The reports also did not recognize that the bank regulators seriously underestimated the need for capital during the early stages of the current crisis, when it was still relatively easy for the banks and others to raise capital. This is another example of regulatory failure, and another reason why regulatory discretion must be curbed, not enhanced. The Shadow Committee believes that the capital levels that would qualify a bank as well capitalized should be raised substantially in normal market conditions, and gradually reduced during times of market stress. This permits capital to play its principal role as a cushion against losses.
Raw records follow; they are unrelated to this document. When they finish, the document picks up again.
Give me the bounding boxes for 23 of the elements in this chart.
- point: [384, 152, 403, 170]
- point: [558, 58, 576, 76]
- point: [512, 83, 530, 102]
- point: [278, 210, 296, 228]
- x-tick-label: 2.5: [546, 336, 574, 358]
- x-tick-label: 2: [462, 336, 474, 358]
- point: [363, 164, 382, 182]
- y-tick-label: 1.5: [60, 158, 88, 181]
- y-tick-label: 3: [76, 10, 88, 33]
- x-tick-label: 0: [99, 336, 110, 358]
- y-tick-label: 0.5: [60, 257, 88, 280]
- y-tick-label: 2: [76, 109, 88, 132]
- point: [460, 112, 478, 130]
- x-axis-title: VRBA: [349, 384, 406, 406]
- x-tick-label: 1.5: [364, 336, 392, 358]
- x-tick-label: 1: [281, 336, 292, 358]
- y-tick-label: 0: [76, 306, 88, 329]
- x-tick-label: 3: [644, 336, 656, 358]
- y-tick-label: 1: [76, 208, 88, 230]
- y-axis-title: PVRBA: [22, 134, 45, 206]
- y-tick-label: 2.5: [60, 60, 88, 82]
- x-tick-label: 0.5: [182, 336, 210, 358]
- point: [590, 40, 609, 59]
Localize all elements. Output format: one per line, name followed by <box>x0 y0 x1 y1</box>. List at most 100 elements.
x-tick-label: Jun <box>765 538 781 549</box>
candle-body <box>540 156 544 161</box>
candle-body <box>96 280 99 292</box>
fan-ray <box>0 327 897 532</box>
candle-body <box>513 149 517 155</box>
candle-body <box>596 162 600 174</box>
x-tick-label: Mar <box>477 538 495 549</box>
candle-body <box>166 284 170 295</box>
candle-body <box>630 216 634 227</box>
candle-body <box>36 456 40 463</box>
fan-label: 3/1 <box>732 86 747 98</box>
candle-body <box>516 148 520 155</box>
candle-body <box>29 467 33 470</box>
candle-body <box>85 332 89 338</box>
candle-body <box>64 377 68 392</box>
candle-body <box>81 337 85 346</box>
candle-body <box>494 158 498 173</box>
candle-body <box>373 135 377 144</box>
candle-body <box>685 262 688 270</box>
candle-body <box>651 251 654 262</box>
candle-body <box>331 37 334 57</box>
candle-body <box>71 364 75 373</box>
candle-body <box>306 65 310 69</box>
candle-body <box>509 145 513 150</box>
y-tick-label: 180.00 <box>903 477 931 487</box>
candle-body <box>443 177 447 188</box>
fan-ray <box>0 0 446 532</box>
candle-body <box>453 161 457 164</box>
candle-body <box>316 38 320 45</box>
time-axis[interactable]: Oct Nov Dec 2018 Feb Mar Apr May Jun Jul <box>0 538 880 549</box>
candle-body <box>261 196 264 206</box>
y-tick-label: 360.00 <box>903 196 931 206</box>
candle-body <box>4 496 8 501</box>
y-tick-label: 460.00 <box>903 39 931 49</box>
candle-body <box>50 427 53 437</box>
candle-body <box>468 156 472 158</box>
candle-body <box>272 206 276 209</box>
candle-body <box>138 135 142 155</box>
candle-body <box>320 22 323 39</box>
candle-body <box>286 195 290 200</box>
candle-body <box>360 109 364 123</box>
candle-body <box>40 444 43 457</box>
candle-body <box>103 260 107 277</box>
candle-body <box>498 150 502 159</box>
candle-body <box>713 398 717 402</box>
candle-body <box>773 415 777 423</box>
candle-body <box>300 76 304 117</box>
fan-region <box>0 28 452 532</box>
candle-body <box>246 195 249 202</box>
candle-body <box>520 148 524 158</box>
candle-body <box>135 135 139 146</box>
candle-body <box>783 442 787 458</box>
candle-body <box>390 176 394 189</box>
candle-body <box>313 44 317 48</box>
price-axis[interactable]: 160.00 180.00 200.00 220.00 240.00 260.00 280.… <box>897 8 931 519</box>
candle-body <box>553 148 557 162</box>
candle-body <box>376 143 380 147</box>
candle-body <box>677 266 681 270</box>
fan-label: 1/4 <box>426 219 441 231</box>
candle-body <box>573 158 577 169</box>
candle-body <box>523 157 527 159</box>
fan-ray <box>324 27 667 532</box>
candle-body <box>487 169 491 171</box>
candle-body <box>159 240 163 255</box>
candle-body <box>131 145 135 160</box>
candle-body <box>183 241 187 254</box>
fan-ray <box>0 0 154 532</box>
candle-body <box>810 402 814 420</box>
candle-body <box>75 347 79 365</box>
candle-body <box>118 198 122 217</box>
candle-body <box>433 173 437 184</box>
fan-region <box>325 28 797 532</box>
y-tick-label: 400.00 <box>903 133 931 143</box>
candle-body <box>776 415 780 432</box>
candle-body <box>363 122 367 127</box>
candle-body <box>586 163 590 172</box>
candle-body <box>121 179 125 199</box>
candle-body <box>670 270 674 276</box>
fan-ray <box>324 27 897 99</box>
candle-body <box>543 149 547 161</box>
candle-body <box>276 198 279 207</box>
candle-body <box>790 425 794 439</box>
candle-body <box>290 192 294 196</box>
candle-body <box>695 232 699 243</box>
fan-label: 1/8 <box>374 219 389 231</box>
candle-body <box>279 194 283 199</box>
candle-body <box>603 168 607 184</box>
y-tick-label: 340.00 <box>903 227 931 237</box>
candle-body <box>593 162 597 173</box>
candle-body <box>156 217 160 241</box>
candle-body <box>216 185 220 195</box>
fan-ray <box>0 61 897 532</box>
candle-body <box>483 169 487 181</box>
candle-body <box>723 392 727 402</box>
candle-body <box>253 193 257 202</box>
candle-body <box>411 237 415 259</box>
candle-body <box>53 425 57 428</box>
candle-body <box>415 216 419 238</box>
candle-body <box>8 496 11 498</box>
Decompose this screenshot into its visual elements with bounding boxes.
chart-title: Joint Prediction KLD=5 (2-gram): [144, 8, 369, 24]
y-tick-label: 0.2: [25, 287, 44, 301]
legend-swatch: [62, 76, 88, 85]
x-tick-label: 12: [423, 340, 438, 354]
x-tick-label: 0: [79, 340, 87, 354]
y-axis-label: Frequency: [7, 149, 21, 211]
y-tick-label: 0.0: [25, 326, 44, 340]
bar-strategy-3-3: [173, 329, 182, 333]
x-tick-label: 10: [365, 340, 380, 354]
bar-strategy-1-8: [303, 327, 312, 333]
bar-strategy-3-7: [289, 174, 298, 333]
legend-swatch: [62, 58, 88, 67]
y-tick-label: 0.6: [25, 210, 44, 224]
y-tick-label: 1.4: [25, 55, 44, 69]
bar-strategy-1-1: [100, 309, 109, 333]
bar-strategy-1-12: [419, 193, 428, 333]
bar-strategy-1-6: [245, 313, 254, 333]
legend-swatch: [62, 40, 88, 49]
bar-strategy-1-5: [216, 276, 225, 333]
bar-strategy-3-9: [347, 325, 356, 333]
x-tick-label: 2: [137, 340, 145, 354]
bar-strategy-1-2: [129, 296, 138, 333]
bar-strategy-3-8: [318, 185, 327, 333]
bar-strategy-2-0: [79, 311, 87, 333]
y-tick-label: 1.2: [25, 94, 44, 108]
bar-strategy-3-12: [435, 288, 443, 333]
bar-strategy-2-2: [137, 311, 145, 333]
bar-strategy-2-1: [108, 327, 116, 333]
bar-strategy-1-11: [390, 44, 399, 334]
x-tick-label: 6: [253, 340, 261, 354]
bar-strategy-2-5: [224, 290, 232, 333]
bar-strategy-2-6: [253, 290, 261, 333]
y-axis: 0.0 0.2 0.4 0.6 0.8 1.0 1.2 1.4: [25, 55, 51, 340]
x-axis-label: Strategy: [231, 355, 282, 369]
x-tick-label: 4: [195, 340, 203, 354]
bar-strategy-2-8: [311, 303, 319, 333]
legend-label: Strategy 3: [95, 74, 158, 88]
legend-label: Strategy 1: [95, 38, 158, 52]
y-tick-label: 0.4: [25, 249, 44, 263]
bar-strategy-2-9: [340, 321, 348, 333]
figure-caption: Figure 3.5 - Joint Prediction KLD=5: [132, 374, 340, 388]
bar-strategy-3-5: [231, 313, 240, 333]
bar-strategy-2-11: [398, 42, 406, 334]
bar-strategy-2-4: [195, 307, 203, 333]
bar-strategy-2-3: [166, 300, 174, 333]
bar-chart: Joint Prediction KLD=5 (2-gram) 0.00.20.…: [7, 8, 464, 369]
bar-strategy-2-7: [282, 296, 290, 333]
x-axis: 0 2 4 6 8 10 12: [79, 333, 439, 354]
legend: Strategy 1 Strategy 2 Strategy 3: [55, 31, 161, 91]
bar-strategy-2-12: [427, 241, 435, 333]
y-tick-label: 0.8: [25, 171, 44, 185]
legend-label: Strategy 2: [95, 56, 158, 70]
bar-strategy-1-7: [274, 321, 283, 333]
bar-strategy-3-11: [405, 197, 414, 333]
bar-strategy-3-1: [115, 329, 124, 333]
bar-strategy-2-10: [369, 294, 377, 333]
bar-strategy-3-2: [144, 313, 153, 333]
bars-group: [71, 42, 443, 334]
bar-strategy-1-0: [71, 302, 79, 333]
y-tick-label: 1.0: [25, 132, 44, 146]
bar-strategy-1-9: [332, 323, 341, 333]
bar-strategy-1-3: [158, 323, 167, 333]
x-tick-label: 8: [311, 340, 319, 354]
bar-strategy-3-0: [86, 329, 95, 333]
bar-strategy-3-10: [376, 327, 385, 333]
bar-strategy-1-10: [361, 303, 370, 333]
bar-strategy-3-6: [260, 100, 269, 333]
It is also clear that bank regulators have limited abilities to see and understand the risks that build up in the banking system. Neither report recognizes this problem or proposes any substantial change in regulation to deal with it. Smart regulation would enlist market discipline in controlling risk taking. For example, the Shadow Committee has recommended (Statement No. 264, December 8, 2008, “An Open Letter to President Obama”) that regulators be directed to develop metrics or indicators of risk-taking that banks should be required to publish regularly, so the markets can make a better informed decision concerning the risks that the banks are assuming. In 2000, the Committee also recommended that large banks issue subordinated debt that cannot by law be bailed out (Statement No. 160, March 2, 2000, “Reforming Bank Capital Regulation”). A rise in the interest rate on these securities over a benchmark would be an indicator for the regulators that the market perceives that a particular bank is taking excessive risk. The Committee continues to believe that large banks should be required to issue uninsured subordinated debt, and that the regulators should be required to respond publicly to substantial interest rate changes on this debt and to increases in the spread on credit default swaps. Consideration should also be given to establishing a predetermined macro signal, such as a rapid increase in the growth rate of aggregate loans, that would trigger a requirement for an increased capital ratio.

Any financial crisis provides an opportunity to locate and address the weaknesses in financial architecture that allowed banks and other financial institutions to require government rescue or to fail. It should not be viewed as an opening to adopt questionable ideas, such as extending the scope of safety-and-soundness regulation beyond commercial banks.